Keşke 1 Mayıs’la birlikte, CHP’nin önerdiği gibi 21 Mart da Nevruz Bayramı olarak yasalaşsaydı ve bu önemli gün de tüm yurtta gönül rahatlığıyla ve geniş katılımlarla kutlanabilir hale gelseydi.
AKP hükümeti, demokratikleşme yönündeki her adımı, hele bu adımlar, çalışanların haklarının genişletilmesiyle ilgiliyse hep gecikmeli ve yarım olarak atıyor. 1 Mayıs adımında da bu yaşanıyor. 1 Mayıs, Emek ve Dayanışma Günü olarak yasalaştırılıyor. Tatil ilan ediliyor. Ama 12 Eylül’ün Taksim Meydanı yasağında, uydurma gerekçelerle direniliyor.

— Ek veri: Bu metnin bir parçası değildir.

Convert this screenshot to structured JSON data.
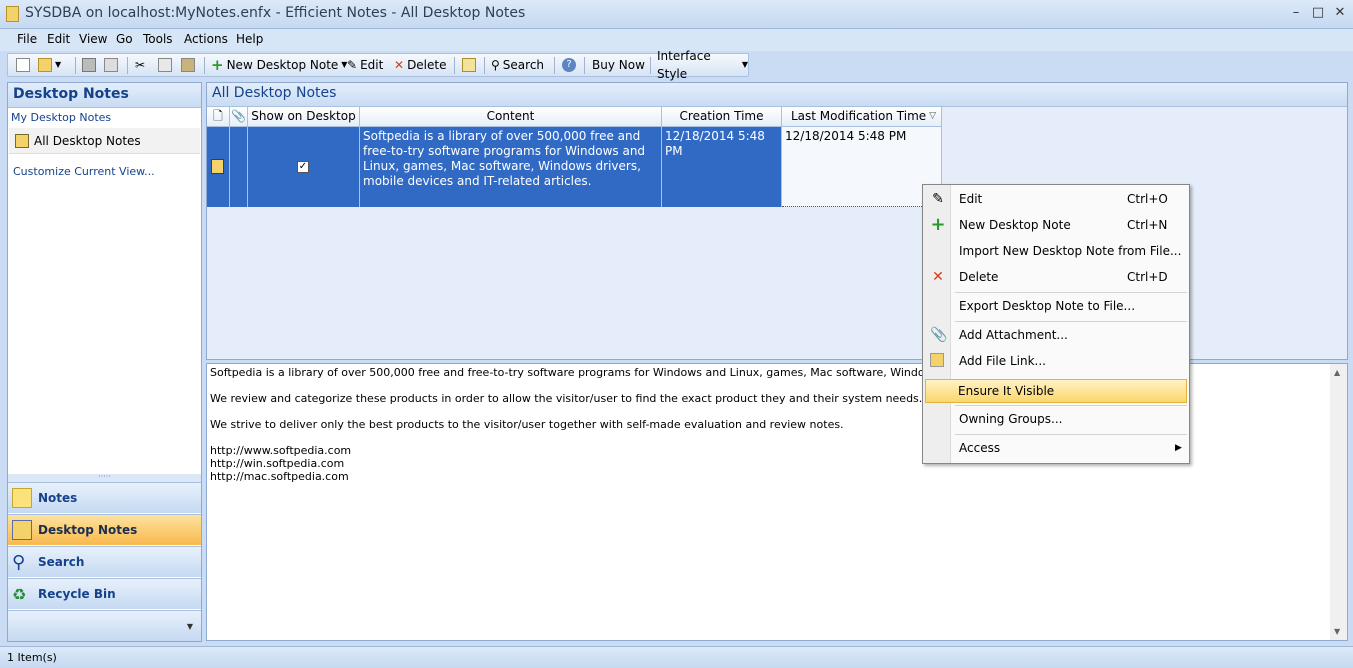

DİSK, KESK, TÜRK-İŞ, HAK-İŞ, Mühendisler ve Tabip Odaları ve diğer meslek örgütlerinin, aydınların, sanatçıların 1 Mayıs’ı olması gereken yerde, Taksim’de kutlamak isteği dikkate alınmıyor. Oysa, tüm ülkelerde 1 Mayıs, kentlerin merkezindeki en ünlü ve hareketli meydanlarda kutlanıyor. Bizde de böyle olmalı. Kaldı ki, 1977 yılı 1 Mayıs’ında Taksim Meydanı’nda meydana gelen katliamda yitirilen 36 emekçinin anısı da sendikalar açısından Taksim’i önemli kılmaktadır. Bu katliamı aydınlatmak ve sorumluları yargılamakla yükümlü olanlar yıllardır bunu yapmadıkları gibi, Taksim Meydanı’nı suçlu ilan ederek, bu meydanı işçilere, emekçilere yasakladı. AKP hükümeti de 7 yıldır aynı tavrı sürdürüyor.
“Taksim’de başka gösteriler ve kutlamalar da yapılmıyor” demenin hiçbir inandırıcılığı yok. Taksim’de yılbaşı dahil birçok kitlesel gösteri ve kutlama yapıldığını herkes biliyor. Öyle olmamış dahi olsa, 12 Eylül’ün getirdiği bu yasak değiştirilemez bir şey midir?
Bu meydanın yılın bir gününde emekçilere açılmamasının hiçbir makul nedeni yoktur. Taksim Meydanı’nın güvenlik bakımından uygun olmadığı, “provokasyona” açık olduğu vs gibi savların da hiçbir şekilde inandırıcılığı yoktur. Bunlar işin bahanesidir. Devletin görevi, hangi meydanda kutlanırsa kutlansın, demokratik gösteri haklarını kullanan insanların güvenliğini sağlamaktır. Buna konsantre olması gereken Emniyet’in, DİSK Genel Merkezi’nin etrafına MOBESE kameraları yerleştirmesi kabul edilecek bir şey değildir. Bu, sendikaları baskı altına almaya çalışmaktır. 
Geçtiğimiz yıl İstanbul’da 1 Mayıs kutlamalarını engellemek için adeta kentte sıkıyönetim ilan eden, gemileri, metroyu seferden men edenlerin, 1 Mayıs’ın artık TBMM tarafından Emek ve Dayanışma Günü olarak kabul edildiğini hatırlamaları ve ona göre davranmaları gerekir.
Gerginliğin önlenmesi ve 1 Mayıs’ın barışçıl bir biçimde kutlanabilmesi için bu bir zorunluluktur.